C’est une opération d’une ampleur rarement vue qui s’est déroulée mardi 25 novembre à la maison d’arrêt de Nanterre (Hauts-de-Seine). Cette nuit, près de 200 agents spécialement mobilisés ont mené une fouille de grande envergure dans l’établissement pénitentiaire, permettant la saisie de 70 téléphones portables et de stupéfiants, dont la pesée est toujours en cours. Une première du genre depuis quinze ans.

Cette opération marque le coup d’envoi d’un vaste plan de lutte contre les objets illicites en détention, annoncé ce mercredi matin sur RTL, par le garde des Sceaux, Gérald Darmanin. Dans une circulaire adressée à l’ensemble des directeurs interrégionaux des services pénitentiaires, le ministre de la Justice ordonne l’organisation de « fouilles sectorielles » dans toutes les maisons d’arrêt de France d’ici au 31 décembre 2025.

Des moyens technologiques inédits

À Nanterre, les autorités ont déployé des moyens exceptionnels. Outre les quelque 200 agents mobilisés, des chiens spécialement formés à la détection de stupéfiants et des dispositifs technologiques de pointe ont été utilisés. Ces équipements permettent notamment de détecter les téléphones portables, même éteints, ainsi que les cartes SIM dissimulées dans les cellules.

Chaque fouille sectorielle doit concerner environ 50 cellules et 100 personnes détenues, de manière à pouvoir ouvrir le maximum de cellules simultanément, précise la circulaire ministérielle. Les chefs d’établissement sont invités à solliciter le concours des forces de sécurité intérieure, des équipes cynotechniques, des agents des douanes, mais également la présence d’officiers de police judiciaire et d’un représentant du ministère public.

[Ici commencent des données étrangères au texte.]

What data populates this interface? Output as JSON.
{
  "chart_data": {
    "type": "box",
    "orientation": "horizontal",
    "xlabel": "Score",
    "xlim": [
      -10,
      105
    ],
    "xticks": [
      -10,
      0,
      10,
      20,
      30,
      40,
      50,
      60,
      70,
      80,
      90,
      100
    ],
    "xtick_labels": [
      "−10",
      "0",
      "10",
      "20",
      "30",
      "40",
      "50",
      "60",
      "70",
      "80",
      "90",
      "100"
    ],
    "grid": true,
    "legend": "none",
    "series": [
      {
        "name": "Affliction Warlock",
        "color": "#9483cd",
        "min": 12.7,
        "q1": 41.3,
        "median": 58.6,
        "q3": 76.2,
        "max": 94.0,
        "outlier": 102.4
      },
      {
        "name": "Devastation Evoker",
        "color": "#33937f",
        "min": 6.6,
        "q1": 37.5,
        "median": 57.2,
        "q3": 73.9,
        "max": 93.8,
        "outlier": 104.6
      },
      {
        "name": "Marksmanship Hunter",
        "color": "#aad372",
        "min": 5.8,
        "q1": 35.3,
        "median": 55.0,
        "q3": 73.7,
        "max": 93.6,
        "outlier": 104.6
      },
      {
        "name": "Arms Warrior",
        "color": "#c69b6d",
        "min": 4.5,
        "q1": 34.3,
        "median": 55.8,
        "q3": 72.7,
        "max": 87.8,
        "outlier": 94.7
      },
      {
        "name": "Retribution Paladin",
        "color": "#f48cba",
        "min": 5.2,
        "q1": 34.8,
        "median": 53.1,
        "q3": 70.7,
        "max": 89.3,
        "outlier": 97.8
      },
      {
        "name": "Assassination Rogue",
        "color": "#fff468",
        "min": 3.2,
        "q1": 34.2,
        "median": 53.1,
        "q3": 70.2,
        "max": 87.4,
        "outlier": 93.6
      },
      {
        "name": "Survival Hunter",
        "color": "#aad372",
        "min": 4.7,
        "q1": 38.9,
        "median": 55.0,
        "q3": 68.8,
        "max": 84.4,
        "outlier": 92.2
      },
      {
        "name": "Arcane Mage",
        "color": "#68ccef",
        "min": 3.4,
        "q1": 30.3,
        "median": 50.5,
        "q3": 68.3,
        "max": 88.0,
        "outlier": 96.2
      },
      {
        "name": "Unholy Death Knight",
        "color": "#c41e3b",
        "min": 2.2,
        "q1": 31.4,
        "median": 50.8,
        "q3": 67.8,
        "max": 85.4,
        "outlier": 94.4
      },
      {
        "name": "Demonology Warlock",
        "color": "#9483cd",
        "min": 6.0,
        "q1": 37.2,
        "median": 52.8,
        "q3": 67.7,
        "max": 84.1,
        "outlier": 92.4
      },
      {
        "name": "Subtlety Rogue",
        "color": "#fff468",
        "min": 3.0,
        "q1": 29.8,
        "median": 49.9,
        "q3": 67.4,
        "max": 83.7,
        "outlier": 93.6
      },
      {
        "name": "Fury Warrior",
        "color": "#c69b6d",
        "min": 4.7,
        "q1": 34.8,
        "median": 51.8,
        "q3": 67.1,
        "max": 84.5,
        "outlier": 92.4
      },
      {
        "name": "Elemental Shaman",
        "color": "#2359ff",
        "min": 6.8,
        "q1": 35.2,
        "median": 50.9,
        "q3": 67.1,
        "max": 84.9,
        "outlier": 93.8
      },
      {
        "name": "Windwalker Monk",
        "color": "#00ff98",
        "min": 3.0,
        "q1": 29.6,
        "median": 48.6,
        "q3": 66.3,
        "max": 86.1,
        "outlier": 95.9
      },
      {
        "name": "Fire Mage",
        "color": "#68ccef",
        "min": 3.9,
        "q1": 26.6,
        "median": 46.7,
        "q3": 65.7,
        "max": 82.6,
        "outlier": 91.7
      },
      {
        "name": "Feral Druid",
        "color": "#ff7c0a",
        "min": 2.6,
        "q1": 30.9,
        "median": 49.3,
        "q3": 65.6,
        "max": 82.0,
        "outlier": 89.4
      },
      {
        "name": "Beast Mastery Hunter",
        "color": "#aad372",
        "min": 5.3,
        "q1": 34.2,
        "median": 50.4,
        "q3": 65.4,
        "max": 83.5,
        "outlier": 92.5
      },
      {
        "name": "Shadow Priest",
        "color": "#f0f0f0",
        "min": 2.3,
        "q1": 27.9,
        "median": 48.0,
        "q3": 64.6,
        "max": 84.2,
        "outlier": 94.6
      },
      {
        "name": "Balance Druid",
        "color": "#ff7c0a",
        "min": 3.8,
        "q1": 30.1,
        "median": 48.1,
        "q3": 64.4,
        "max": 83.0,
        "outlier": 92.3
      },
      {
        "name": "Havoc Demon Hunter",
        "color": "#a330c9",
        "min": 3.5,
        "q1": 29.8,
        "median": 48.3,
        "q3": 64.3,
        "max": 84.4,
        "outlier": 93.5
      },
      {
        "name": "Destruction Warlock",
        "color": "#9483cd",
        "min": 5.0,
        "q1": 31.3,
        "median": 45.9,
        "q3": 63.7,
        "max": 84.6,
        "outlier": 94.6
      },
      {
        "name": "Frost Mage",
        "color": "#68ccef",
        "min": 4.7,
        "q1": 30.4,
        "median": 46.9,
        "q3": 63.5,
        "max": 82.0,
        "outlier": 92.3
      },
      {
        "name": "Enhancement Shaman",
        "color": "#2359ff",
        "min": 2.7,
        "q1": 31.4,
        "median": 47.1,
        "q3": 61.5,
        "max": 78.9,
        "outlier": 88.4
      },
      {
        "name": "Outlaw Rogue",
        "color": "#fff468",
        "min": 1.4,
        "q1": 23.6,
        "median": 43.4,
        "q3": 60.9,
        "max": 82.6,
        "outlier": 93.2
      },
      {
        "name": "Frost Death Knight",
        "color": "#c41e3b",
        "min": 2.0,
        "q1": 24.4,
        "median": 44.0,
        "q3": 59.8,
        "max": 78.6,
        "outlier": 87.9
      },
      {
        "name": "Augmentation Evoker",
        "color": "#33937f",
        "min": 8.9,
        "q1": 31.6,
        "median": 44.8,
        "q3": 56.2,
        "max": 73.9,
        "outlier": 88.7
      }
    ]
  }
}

79 526 découvertes en 2024

Cette offensive intervient alors que l’administration pénitentiaire fait face à une véritable hémorragie. En 2024, pas moins de 79 526 découvertes de téléphones et d’accessoires (cartes SIM, chargeurs, câbles USB) ont été dénombrées en détention. Un chiffre vertigineux qui témoigne de la porosité des établissements pénitentiaires.

« La perméabilité des établissements pénitentiaires, y compris dans des quartiers sécurisés tels que les quartiers d’isolement, a facilité la poursuite de leurs activités par les délinquants et criminels, malgré leur incarcération », déplore Gérald Darmanin dans sa circulaire. Le ministre souligne que cette faille a conduit à la création des quartiers de lutte contre la criminalité organisée (QLCO), destinés à isoler les narcotrafiquants les plus dangereux.

Le premier de ces quartiers ultra-sécurisés a été mis en service à Vendin-le-Vieil, suivi d’un second à Condé-sur-Sarthe. Quatre mois après la mise en service du premier d’entre eux, le ministre dresse un premier bilan positif de ces structures qui accueillent près de 140 détenus sur les plus de 85 000 pris en charge par l’administration pénitentiaire.

Ces fouilles massives s’inscrivent dans la stratégie plus large annoncée le 21 novembre par Gérald Darmanin lors d’un déplacement à la prison de la Santé. Le garde des Sceaux a dévoilé un plan « zéro téléphone » de 29 millions d’euros visant à renforcer l’étanchéité de six établissements pilotes grâce à des brouilleurs, des portiques à ondes millimétriques et la couverture des cours de promenade pour empêcher les projections d’objets depuis l’extérieur.

Réponse pénale systématique

Mais le ministre entend désormais étendre la lutte à l’ensemble du parc pénitentiaire. Toutes les découvertes réalisées lors de ces opérations de fouille feront systématiquement l’objet d’un signalement au parquet compétent, « afin de permettre l’engagement de poursuites chaque fois que les éléments constitutifs d’une infraction seront réunis », insiste la circulaire.

Six établissements pénitentiaires font par ailleurs l’objet d’un plan spécifique de lutte contre les téléphones portables, combinant dispositifs actifs et passifs : les maisons d’arrêt d’Arras et de Dijon, et les centres pénitentiaires de Paris-La Santé, Rennes-Vezin, Toulon-La Farlède et Toulouse-Seysses. Dans ces six seules structures, 545 téléphones portables ont été saisis en 2024.

Les directeurs interrégionaux des services pénitentiaires doivent transmettre au ministère le calendrier de l’ensemble de ces fouilles pour le 3 décembre prochain.